The big-bang advocates argue that government should take a much longer view than private investors. Stern, in particular, argues that policy makers should give the same weight to future generations’ welfare as we give to those now living. Moreover, the proponents of fast action hold that the damage from emissions may be much larger than the policy-ramp analyses suggest, either because global temperatures are more sensitive to greenhouse-gas emissions than previously thought or because the economic damage from a large rise in temperatures is much greater than the guesstimates in the climate-ramp models.

As a professional economist, I find this debate painful. There are smart, well-intentioned people on both sides — some of them, as it happens, old friends and mentors of mine — and each side has scored some major points. Unfortunately, we can’t just declare it an honorable draw, because there’s a decision to be made.

Personally, I lean toward the big-bang view.
The old "friend and mentor" that Krugman is most likely referring to is Bill Nordhaus, who IIRC taught Krugman during his undergraduate degree. Nordhaus is a character who interests me because he plays essentially a sort of late Aristotelian role as far as I can tell: desperately trying to show how the system doesn't need any real changes, just tinkering at the edges.

He's been doing this for decades: he was one of the early savage critics of The Limits to Growth, and his current DICE model implies ridiculously low prices on carbon.

But here is a student of his, basically calling him out in the pages of the NYT Magazine, who by the way won a Nobel Prize and by the way Bill where's yours?

There's not a lot new in the Krugman piece for anyone who's been following this debate, though Krugman is pretty respectful of Jim Hansen's argument against cap-and-trade:
What Hansen draws attention to is the fact that in a cap-and-trade world, acts of individual virtue do not contribute to social goals.
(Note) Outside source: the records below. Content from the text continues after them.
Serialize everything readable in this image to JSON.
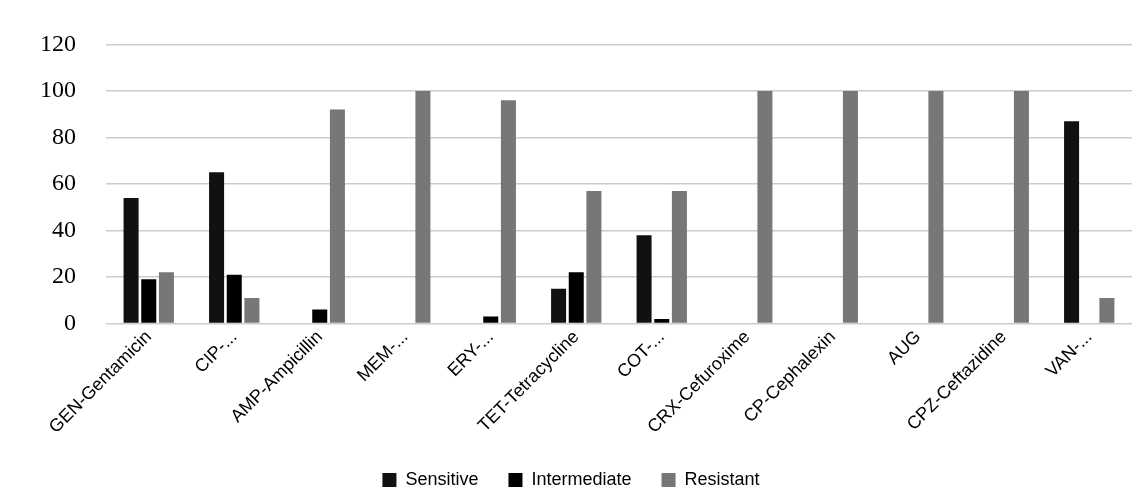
{
  "chart_data": {
    "type": "bar",
    "categories": [
      "GEN-Gentamicin",
      "CIP-...",
      "AMP-Ampicillin",
      "MEM-...",
      "ERY-...",
      "TET-Tetracycline",
      "COT-...",
      "CRX-Cefuroxime",
      "CP-Cephalexin",
      "AUG",
      "CPZ-Ceftazidine",
      "VAN-..."
    ],
    "series": [
      {
        "name": "Sensitive",
        "color": "#111111",
        "values": [
          54,
          65,
          null,
          null,
          null,
          15,
          38,
          null,
          null,
          null,
          null,
          87
        ]
      },
      {
        "name": "Intermediate",
        "color": "#000000",
        "values": [
          19,
          21,
          6,
          null,
          3,
          22,
          2,
          null,
          null,
          null,
          null,
          null
        ]
      },
      {
        "name": "Resistant",
        "color": "#777777",
        "values": [
          22,
          11,
          92,
          100,
          96,
          57,
          57,
          100,
          100,
          100,
          100,
          11
        ]
      }
    ],
    "ylim": [
      0,
      120
    ],
    "yticks": [
      0,
      20,
      40,
      60,
      80,
      100,
      120
    ],
    "grid": "y",
    "legend": "bottom"
  }
}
If you choose to drive a hybrid car or buy a house with a small carbon footprint, all you are doing is freeing up emissions permits for someone else, which means that you have done nothing to reduce the threat of climate change. He has a point. But altruism cannot effectively deal with climate change. Any serious solution must rely mainly on creating a system that gives everyone a self-interested reason to produce fewer emissions.
That's fairer to Hansen's point than I'd be, actually. Either a tax (Hansen prefers tax-and-dividend) or the overall number of carbon allowances will be set centrally, so the gross economic impact will be largely detached from individual action. If people (especially wealthy consumers) see a low tax as permission to emit rather than a fine for doing so, then you're basically right back where you started: there's a certain amount of bad behaviour washing out the good.

Part of me wonders if an individual tradeable ration, like that proposed by Carbon Equity, would satisfy both sides: acts of virtue are directly rewarded, instead of simply punishing vice.

Politically impossible in the US or Canada, I'm sure, but worth thinking about.


Catelli said...

Big Bang approach!

Concentrating on GG effect ignores acidification of the oceans, a much more short-term and immediate effect.

Unless I misunderstand the literature I've been reading.

doconnor said...

If all or most of a big-bang carbon tax is returned to individuals, only people who generate significantly above average carbon emissions will feel the economic impact, and those tend to be the people with the most money. Of course people who generate below average carbon emissions will be better off.